Original issue: NoFibreChannelVolumeDeviceFound: Unable to find a Fibre Channel volume device.
Instance: 84e56525-f6fb-4891-82cb-8206bdf30724
Volumes: 4 volumes attached to this instance.
We found out that the first volume (vda), had attached_host empty.
I made a backup of the database.
Changed the attached_host value directly in the database.
Still on hard reboot it would fail with the same error message.
While looking at the cinder.volume_attachment for that volume I noticed that both connector and connection_info lines were empty.
So I thought of shelving and unshelving the instance.
Shelving worked but now we can't unshelve it.
Now the issue is this in nova-compute.log on compute node when we try to unshelve it:
2021-03-19 16:17:08.937 8 ERROR oslo_messaging.rpc.server InvalidBDM: Unable to update attachment.(Invalid volume: duplicate connectors detected on volume 5ab79eb6-0d13-47a3-9104-3ad55d5f1650). (HTTP
500) (Request-ID: req-6d5dfc41-8dc5-428f-a200-b87309877068)
I looked inside the database and for nova.block_device_mapper I saw one entry for this volume (which is vdb).
Client told me he think that the device is used by another instance (multiattach was at true) but can't say it is or isn't.

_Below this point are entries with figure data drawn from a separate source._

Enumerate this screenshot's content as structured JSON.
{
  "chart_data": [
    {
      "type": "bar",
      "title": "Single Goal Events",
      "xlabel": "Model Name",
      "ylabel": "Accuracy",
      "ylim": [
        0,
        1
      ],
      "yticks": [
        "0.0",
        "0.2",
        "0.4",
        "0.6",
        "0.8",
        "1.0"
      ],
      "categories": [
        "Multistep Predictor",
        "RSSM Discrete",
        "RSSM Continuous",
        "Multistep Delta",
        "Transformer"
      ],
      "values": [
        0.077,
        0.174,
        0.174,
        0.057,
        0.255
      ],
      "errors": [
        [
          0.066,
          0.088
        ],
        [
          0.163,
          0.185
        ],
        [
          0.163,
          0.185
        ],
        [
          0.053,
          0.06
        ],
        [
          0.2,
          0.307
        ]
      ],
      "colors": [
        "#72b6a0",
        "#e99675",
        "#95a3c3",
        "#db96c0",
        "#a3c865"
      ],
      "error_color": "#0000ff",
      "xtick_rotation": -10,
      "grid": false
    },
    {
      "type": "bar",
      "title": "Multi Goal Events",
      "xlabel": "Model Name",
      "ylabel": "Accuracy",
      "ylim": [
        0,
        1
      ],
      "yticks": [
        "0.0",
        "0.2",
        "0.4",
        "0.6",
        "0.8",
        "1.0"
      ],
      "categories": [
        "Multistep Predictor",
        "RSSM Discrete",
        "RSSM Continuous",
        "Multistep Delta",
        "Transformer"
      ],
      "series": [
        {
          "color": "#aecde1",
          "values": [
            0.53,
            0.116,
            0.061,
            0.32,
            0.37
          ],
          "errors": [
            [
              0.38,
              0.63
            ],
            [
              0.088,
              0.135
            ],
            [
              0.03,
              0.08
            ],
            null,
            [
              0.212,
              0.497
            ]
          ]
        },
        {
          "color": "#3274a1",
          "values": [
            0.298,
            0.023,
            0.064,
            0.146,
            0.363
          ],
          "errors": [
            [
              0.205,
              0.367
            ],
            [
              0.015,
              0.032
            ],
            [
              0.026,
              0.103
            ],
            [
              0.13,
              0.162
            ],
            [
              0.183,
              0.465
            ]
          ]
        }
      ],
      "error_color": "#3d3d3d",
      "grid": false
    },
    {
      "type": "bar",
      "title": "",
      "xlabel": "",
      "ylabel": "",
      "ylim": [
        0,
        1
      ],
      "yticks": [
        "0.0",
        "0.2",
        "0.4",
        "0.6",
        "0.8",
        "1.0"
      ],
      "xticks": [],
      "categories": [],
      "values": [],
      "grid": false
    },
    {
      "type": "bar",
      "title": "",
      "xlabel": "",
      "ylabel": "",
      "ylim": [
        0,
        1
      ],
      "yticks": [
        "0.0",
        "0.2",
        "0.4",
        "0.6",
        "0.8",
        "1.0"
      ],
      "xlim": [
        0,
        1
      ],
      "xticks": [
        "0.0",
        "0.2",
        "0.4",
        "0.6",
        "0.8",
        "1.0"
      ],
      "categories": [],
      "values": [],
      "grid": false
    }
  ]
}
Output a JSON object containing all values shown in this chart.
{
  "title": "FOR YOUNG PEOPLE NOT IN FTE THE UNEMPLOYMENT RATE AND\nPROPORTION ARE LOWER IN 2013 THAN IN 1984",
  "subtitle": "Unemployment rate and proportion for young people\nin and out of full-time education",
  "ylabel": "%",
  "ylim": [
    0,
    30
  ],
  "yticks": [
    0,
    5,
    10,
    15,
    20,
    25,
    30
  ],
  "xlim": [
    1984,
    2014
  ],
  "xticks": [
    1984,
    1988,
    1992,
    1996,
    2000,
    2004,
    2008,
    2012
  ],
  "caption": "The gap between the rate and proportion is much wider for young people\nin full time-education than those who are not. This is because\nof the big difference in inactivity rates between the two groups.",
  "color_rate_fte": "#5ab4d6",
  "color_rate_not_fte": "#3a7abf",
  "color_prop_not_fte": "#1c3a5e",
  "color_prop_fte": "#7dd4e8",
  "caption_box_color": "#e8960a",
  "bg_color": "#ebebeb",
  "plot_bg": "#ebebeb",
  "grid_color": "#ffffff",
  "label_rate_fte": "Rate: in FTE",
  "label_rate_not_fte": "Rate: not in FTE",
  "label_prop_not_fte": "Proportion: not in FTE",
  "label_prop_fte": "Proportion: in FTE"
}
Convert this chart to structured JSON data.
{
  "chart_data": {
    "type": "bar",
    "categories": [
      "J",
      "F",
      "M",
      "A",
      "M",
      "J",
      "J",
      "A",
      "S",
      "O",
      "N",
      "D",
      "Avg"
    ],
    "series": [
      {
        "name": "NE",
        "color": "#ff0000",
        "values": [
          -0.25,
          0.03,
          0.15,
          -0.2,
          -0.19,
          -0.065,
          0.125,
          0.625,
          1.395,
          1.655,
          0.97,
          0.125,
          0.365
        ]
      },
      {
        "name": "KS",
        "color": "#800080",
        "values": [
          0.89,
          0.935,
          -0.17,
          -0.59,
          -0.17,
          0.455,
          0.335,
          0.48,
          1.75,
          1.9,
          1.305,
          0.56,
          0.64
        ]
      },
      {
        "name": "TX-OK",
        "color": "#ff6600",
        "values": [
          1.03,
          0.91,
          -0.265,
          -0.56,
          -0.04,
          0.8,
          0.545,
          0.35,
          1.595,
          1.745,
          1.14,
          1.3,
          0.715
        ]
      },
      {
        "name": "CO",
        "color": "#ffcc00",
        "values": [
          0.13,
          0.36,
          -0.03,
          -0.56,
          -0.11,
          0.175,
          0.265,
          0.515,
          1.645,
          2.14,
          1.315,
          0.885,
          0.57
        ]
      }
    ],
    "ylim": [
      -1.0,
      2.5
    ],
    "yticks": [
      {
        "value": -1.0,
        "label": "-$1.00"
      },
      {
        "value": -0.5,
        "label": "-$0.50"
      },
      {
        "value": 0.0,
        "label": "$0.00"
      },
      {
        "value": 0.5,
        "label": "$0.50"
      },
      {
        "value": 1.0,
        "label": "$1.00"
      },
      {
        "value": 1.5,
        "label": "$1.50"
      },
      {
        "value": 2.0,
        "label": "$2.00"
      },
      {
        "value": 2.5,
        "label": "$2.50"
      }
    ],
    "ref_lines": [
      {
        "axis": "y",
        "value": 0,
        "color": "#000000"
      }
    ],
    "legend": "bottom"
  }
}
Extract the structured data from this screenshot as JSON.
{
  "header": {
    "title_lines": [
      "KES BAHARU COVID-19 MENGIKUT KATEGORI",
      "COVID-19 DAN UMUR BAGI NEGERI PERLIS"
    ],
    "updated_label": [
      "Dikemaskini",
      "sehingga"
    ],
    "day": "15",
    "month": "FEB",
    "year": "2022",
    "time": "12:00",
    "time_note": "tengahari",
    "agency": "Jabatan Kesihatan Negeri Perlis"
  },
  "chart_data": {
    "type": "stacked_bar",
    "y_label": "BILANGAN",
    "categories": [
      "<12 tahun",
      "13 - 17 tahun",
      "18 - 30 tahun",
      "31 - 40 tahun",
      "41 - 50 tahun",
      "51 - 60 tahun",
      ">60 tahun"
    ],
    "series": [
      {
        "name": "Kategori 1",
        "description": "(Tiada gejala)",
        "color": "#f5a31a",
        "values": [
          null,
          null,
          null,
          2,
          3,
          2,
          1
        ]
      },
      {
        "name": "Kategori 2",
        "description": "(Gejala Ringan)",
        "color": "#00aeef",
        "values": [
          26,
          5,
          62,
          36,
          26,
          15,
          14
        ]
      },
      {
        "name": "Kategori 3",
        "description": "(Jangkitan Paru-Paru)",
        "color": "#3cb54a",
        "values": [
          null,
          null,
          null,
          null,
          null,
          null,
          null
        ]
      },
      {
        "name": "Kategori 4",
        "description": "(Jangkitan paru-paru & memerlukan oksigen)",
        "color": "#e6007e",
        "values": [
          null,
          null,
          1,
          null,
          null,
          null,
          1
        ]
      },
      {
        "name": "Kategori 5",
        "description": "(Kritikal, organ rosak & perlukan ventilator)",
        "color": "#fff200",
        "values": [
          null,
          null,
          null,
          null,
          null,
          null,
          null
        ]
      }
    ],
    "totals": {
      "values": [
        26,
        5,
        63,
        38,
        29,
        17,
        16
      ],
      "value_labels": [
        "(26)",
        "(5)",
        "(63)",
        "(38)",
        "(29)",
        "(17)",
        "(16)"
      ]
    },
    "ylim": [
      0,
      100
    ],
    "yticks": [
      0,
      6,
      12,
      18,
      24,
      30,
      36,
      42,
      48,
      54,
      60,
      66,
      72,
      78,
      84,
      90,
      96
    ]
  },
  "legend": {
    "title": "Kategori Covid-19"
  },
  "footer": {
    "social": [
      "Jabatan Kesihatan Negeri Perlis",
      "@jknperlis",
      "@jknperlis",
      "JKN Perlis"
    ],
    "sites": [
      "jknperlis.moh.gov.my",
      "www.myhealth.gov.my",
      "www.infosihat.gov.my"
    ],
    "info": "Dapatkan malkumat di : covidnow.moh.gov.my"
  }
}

I found the code were we get this error.
https://github.com/openstack/cinder/blob/master/cinder/volume/api.py#L2251
We need your help to fix this situation.
We have /var/log from all 3 controller nodes (sosreport is creating issues on controller nodes)
We have sosreport from compute node.
We have 2 mysqldump, first before I touched anything and then one with the latest situation.
I am available on IRC and do remote with the client monday to work on this.
Thank you.
Version-Release number of selected component (if applicable):
OSP13 z10.
How reproducible:
N/A
Steps to Reproduce:
1. Try to unshelve instance
2.
3.
Actual results:
Can't boot/unshelve instance
Expected results:
Instance boot.
Additional info:
We have logs/sos and mysqldump.
This looks an awful lot like bug #1851260 and the associated LP bug https://bugs.launchpad.net/nova/+bug/1780973.
The fix for bug #1851260 is in openstack-nova-17.0.12-1.el7ost. From the sosreport for *this* bz, I located the nova-compute container version, downloaded it, and verified it already contains the version that fixes that other bug. So I'm not sure what's going on.
Regardless, I think DFG:Compute should start the investigation, and move it back if it's actually a cinder or os-brick issue.
Issue is now resolved.
Instance is up and active.
To fix this you need to delete the other active cinder.volume_attachment for each volumes.
You only keep the reserved one that should match the attachment_id from nova.block_device_mapping.
As discussed I'm closing this as a duplicate of bug #1874432 that improved our LM rollback handling of volume attachments, note this covers failures during the actual LM as in this case, not just pre-live-migration as in the case of bug #1874432.
*** This bug has been marked as a duplicate of bug 1874432 ***